Image: © Mat Hayward/

Google has closed its acquisition of data analytics firm Looker after a probe by the UK competition watchdog.

In June 2019, Google announced its plans to acquire data analytics start-up Looker in a deal worth $2.6bn, with the goal of adding Looker’s technology to Google Cloud. Prior to Google’s acquisition offer, US-headquartered Looker had raised more than $280m.

The move was seen as part of Google’s efforts to take on Amazon and Microsoft in the cloud space, and help Google build upon its BigQuery tool, which is used for managing large datasets.

Now, the acquisition has been completed after a review by the UK Competition and Markets Authority (CMA). Both the CMA and US antitrust authorities concluded that the acquisition would not increase prices or harm rivals’ access to data.

Founded in 2012 in California, Looker offers a data exploration and discovery business intelligence platform to help companies analyse and share real-time business analytics, with more than 300 customers including Yahoo, GitHub, Deliveroo and HubSpot.

The company received funding from investors such as Redpoint, Meritech Capital Partners, First Round Capital, Kleiner Perkins, CapitalG and PremjiInvest.

Merging with Google Cloud

In a blogpost, Google Cloud chief executive Thomas Kurian said: “Together, we’re excited to offer customers a comprehensive analytics solution that integrates and visualises insights at every layer of their business.

“Today, hundreds of joint customers already rely on Google Cloud and Looker to make smarter business decisions. And by joining together, we believe we will be uniquely positioned to address the data analytics and business intelligence demands of even more enterprises globally, across all industries.

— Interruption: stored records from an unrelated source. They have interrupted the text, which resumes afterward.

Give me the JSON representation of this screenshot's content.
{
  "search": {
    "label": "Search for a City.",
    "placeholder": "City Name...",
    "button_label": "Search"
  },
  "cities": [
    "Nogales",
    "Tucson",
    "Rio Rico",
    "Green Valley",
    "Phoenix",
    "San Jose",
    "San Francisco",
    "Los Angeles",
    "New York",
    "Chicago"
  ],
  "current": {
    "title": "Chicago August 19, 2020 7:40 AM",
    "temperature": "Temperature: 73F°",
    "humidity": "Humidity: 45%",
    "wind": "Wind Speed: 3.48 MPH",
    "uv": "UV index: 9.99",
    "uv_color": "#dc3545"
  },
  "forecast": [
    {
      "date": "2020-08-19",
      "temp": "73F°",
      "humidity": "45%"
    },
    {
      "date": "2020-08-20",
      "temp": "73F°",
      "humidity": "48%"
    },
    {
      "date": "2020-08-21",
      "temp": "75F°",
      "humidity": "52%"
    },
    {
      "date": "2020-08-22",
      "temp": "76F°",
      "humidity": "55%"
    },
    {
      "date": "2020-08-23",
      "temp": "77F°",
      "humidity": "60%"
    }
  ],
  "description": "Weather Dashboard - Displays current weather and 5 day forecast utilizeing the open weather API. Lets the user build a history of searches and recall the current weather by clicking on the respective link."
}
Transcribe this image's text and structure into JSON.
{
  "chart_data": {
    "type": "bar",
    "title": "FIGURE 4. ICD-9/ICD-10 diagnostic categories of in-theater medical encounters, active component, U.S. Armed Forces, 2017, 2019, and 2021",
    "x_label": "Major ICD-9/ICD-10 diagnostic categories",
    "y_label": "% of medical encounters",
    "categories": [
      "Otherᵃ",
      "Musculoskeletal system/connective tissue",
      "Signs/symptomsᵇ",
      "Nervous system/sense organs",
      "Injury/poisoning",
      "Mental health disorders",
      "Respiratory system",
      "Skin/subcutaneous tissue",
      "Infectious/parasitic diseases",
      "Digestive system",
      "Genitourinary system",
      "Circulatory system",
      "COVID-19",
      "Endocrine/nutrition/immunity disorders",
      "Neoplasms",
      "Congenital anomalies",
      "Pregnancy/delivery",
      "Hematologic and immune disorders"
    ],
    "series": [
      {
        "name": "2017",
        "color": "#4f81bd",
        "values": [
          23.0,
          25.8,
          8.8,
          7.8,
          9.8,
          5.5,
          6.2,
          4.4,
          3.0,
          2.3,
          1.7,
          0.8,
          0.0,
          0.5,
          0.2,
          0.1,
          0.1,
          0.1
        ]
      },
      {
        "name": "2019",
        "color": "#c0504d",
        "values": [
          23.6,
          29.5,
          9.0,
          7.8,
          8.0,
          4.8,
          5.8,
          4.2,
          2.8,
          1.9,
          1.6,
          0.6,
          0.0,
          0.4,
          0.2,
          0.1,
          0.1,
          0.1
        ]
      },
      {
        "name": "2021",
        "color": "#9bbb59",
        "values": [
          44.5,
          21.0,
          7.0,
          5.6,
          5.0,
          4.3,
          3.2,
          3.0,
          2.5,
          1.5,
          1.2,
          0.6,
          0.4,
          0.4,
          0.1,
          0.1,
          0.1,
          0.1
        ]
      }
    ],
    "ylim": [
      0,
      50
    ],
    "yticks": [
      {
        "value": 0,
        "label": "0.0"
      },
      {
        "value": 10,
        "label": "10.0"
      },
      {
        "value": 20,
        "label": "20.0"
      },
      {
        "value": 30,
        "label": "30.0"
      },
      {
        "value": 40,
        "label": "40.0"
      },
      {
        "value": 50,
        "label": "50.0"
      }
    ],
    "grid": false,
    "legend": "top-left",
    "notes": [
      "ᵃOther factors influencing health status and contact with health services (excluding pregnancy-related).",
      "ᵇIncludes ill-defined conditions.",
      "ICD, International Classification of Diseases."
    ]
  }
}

“Looker will strengthen Google Cloud’s analytics and data warehouse capabilities, including BigQuery, enabling our customers to address some of their toughest business challenges, faster – all while maintaining complete control of their data.”

Kurian added that Google Cloud and Looker share a “common philosophy” around delivering open solutions and supporting customers on Google Cloud, in public clouds or on premises.

“As more organisations adopt a multi-cloud strategy, Looker customers and partners can expect continued support of all cloud data management systems like Amazon Redshift, Azure SQL, Snowflake, Oracle, Microsoft SQL Server and Teradata,” he said.

Looker CEO Frank Bien added: “Joining Google Cloud provides us better reach, strengthens our resources and brings together some of the best minds in both analytics and cloud infrastructure to build an exciting path forward for our customers and partners. The mission that we undertook seven years ago as Looker takes a significant step forward beginning today.”